Essas leis gerais do processo administrativo, dedicadas a enunciar as normas básicas do modo de agir da administração pública, são consideradas em todo o mundo a carta de identidade da administração pública, o núcleo do ordenamento jurídico administrativo, o estatuto fundamental da cidadania administrativa. Esses adjetivos não são excessivos. Em geral, a disciplina abrangente do processo administrativo colabora para afastar da atividade administrativa o casuísmo e o excesso de subjetividade, assegurando à Administração meios para que sejam tomadas decisões legais, fundamentadas, objetivas e oportunas. As leis gerais de processo administrativo costumam assegurar a informação e a participação adequada dos interessados no processo de decisão administrativa, reduzindo, na medida em que asseguram maior transparência das razões de decidir, contendas desnecessárias nas vias judiciais. Nelas busca-se também fazer o detalhamento de formas inteligentes de atendimento à lei, voltadas antes ao cumprimento das finalidades legais do que a uma ordenação meramente formal, ritualística ou burocratizada da ação administrativa.
No Brasil, até recentemente, em razão da inexistência de normas gerais de processo administrativo no país, era comum que os agentes públicos desconhecessem por completo como proceder ante solicitações e recursos de particulares. Nestes casos, o agente público simplesmente se omitia de decidir, recusava liminarmente o pedido ou editava ato sem fundamentação mínima. Em todas essas hipóteses, a Administração sofria um prejuízo direto, pois o particular recorria ao Judiciário, a Administração arcava com os ônus próprios das demandas judiciais e perdia credibilidade ante o aparelho da Justiça. Não eram comuns, por outro lado, a utilização de institutos como a "convalidação" (correção de nulidades com efeito retroativo), a "conferência de serviço" (audiência de vários órgãos e entidades em reunião conjunta, num mesmo ato, com pronta solução de demandas), a "consulta e a audiência públicas" e a "padronização de respostas" para agilização da atividade administrativa. A ação administrativa caminhava sem prazos, ao sabor dos humores dos agentes públicos, que dilatavam os procedimentos segundo suas conveniências, sem atenção ao cidadão e à coisa pública, diante da ausência de marcos legais gerais objetivos que permitissem caracterizar esse comportamento como abusivo e desidioso. Os procedimentos existentes eram geralmente estabelecidos para finalidades específicas, conhecidos de poucos e auto-referidos, atendendo sobretudo às necessidades de documentação da burocracia.

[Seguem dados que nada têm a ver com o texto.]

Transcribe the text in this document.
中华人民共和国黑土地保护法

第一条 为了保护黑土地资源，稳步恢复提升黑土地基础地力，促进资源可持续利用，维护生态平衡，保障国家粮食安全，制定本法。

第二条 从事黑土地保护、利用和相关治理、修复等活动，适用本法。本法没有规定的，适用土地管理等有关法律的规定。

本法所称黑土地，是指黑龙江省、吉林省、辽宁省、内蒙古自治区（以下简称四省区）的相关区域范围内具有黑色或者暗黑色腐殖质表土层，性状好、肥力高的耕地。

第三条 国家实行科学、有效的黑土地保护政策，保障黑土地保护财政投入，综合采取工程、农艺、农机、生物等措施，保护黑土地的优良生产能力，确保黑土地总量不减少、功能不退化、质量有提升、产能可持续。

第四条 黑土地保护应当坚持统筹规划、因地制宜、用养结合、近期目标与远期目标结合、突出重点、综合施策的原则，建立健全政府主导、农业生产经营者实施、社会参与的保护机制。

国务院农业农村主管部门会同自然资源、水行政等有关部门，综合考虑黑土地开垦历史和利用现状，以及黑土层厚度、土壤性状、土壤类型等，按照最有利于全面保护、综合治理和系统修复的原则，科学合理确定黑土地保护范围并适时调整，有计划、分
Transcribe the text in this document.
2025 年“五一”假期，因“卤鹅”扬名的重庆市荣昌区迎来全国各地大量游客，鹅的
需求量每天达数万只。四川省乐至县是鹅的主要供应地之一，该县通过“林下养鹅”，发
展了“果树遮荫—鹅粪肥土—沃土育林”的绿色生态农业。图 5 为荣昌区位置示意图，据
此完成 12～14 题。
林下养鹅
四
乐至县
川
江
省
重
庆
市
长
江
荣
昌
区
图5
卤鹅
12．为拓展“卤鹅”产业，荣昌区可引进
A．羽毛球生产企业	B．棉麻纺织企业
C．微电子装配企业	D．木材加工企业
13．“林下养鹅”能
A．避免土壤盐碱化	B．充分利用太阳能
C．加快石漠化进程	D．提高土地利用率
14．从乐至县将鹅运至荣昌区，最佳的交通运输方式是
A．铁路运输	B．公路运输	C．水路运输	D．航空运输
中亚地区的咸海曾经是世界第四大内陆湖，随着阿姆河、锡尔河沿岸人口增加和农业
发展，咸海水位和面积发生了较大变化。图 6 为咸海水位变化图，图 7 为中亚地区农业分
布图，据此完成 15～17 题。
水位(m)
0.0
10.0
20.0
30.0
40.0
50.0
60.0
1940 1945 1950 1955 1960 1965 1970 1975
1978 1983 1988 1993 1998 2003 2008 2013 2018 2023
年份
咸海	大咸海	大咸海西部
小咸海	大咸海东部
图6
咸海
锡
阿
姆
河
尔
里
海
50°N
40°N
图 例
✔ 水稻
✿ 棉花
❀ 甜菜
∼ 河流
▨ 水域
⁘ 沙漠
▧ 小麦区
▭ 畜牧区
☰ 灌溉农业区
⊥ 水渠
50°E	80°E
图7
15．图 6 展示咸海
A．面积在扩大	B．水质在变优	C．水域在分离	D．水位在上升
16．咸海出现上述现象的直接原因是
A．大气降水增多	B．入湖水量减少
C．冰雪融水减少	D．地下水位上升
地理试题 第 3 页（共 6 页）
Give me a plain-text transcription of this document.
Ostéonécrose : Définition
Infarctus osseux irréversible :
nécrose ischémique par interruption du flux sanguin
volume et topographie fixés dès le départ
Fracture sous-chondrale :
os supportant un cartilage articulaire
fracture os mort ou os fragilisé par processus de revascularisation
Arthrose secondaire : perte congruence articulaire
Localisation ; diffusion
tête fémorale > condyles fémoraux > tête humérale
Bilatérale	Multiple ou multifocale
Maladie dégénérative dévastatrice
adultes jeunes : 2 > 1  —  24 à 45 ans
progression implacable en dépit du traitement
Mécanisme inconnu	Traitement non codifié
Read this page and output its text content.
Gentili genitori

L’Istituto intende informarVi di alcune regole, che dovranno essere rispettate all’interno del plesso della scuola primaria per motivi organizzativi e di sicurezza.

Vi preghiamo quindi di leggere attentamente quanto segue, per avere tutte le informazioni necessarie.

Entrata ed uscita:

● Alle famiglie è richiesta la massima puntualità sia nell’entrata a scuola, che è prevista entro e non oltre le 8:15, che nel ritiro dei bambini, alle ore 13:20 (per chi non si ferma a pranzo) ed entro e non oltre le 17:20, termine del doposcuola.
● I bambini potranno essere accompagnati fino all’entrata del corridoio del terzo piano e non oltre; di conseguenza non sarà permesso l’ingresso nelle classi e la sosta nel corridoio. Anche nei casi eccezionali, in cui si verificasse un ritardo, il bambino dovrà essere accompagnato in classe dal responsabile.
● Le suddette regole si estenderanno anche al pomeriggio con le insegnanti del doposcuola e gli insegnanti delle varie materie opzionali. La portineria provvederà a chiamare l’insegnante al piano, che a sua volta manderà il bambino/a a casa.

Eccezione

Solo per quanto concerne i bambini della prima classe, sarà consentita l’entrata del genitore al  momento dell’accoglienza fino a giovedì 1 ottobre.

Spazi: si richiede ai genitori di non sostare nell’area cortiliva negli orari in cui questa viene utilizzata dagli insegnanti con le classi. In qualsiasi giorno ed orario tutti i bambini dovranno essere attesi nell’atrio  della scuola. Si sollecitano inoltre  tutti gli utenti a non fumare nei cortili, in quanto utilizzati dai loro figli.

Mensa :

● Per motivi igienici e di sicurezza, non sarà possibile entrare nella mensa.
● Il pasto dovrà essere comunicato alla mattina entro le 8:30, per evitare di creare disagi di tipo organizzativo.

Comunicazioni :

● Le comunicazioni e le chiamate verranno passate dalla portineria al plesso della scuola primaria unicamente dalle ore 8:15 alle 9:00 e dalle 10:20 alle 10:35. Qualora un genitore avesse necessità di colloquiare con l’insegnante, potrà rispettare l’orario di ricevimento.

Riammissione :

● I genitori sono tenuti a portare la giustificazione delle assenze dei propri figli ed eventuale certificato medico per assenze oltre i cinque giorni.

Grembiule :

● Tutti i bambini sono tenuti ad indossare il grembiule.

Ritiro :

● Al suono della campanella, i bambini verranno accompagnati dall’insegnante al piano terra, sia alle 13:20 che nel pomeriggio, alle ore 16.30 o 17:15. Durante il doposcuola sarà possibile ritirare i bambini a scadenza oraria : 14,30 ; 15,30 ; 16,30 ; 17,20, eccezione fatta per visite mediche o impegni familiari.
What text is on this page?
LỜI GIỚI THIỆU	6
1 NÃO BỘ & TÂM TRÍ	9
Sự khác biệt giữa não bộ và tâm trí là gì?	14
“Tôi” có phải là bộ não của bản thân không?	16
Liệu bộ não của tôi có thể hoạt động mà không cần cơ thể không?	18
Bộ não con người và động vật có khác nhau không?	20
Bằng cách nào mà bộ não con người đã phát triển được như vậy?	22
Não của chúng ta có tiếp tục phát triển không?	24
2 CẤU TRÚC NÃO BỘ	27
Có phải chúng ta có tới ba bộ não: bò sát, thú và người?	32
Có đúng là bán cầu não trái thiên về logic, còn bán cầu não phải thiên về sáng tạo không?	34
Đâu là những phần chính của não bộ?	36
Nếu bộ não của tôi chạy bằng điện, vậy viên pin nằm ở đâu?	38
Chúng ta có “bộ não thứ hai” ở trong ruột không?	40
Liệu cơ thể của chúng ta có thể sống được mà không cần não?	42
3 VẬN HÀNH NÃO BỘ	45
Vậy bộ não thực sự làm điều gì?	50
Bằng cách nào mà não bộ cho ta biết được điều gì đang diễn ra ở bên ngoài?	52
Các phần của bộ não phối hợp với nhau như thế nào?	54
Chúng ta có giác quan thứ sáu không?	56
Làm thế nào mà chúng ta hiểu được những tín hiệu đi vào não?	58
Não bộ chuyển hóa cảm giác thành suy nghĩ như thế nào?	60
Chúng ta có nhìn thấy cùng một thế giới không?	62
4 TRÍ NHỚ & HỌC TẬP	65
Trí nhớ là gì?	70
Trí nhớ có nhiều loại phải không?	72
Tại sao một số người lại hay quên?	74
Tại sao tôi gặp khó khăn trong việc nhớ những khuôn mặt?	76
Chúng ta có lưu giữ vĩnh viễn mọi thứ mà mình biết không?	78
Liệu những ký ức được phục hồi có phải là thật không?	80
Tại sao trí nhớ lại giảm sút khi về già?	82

Esse contexto começa a ser modificado. Marco dessa alteração é a edição da recente Lei n. 9.784, de 29 de janeiro de 1999, no âmbito da União Federal, e da Lei n. 10.177, de 30 dezembro de 1998, no Estado de São Paulo. Antes desses dois diplomas, com caráter pioneiro, merece registro a Lei Complementar n. 33, de 26 de dezembro de 1996, do Estado de Sergipe.
A Lei n. 9784/99, Lei de Normas Básicas do Processo Administrativo da União, resultou de um texto elaborado por uma Comissão de Juristas, constituída pelo Ministério da Justiça e pelo Ministério da Administração Federal e Reforma do Estado, em 1996. O texto da comissão foi integralmente acatado no âmbito do Poder Executivo no encaminhamento do projeto de lei e, depois, numa raro exemplo de consenso parlamentar, aprovado com o aplauso de todas as tendências partidárias no Congresso Nacional.
A Comissão de Juristas foi composta pelos seguintes professores: Caio Tácito (RJ), Membro e Presidente da Comissão; Odete Medauar (SP), Membro e Relatora; Inocêncio Mártires Coelho (DF), Diogo de Figueiredo Moreira Neto (RJ), José Carlos Barbosa Moreira (RJ), Almiro do Couto e Silva (RS), Maria Zanella Di Pietro (SP), Adilson Abreu Dallari (SP), José Joaquim Calmon de Passos (BA), Carmem Lúcia Antunes Rocha (MG) e Paulo Modesto (BA), Membro e Secretário Geral da Comissão. O Prof. José Carlos Barbosa Moreira (RJ), iniciados os trabalhos, desligou-se da comissão por razões de ordem pessoal. Todos os membros da comissão de elaboração do anteprojeto original trabalharam sem remuneração, em atividade considerada como de prestação de serviços relevantes ao país.
A Lei n. 9.784/99 revoluciona a forma de relacionamento da Administração Pública com os administrados no âmbito da União. Redigida em linguagem simples, a Lei detalha os princípios aplicados ao processo administrativo (Art. 2º), os direito e deveres dos administrados (Art. 3º e 4º), proíbe a recusa sem motivação de documentos ou solicitações dos particulares (Art. 6º, § único), impõe o dever da Administração de decidir as pretensões dos administrados de forma expressa (Art. 48), adota a gratuidade como regra do processo administrativo (Art. 2º, § único, XI), estabelece o prazo de cinco anos como marco fatal para o decaimento do direito da Administração de anular os atos administrativos de que decorram efeitos favoráveis para os destinatários (Art. 54), disciplinando ainda a instrução, os prazos, a forma e lugar dos atos do processo ordinário, inclusive as hipóteses de suspensão e impedimento dos agentes públicos e as formas de recurso e revisão das decisões administrativas.
A Lei Federal n. 9.784/99 disciplina o processo comum, ordinário, fixando as normas básicas da matéria, aplicáveis a todos os processos especiais existentes. Mas, ocorrendo norma especial, a aplicação da nova Lei será apenas subsidiária, preenchendo as lacunas da disciplina específica e auxiliando na interpretação dos seus termos (Art. 69). Trata-se de lei que busca permanentemente harmonizar dois objetivos enunciados desde o seu artigo primeiro: a proteção dos direitos dos administrados e o melhor cumprimento dos fins da Administração. Por isso, toma cuidados para não dificultar a ação administrativa. Mas é como diploma das garantias básicas do cidadão perante a Administração Pública que a Lei cresce em densidade e relevância. Espera-se que a sua edição colabore para que se alterem práticas atrasadas e autoritárias que ainda hoje insistem em vigorar nas repartições administrativas. É certo que pouco pode a Lei se não for bem conhecida, interpretada e empregada. Mas, nestes tempos de tanto pessimismo e inquietação, a sua promulgação constitui um avanço indiscutível e uma nova trilha para o exercício real da cidadania neste país. Guardo a esperança de que o seu conteúdo seja estudado e difundido, adotado ou aperfeiçoado também nos Estados, no Distrito Federal e nos Municípios, com a edição de leis locais, para que vinguem em todo o território nacional os objetivos que perseguiu.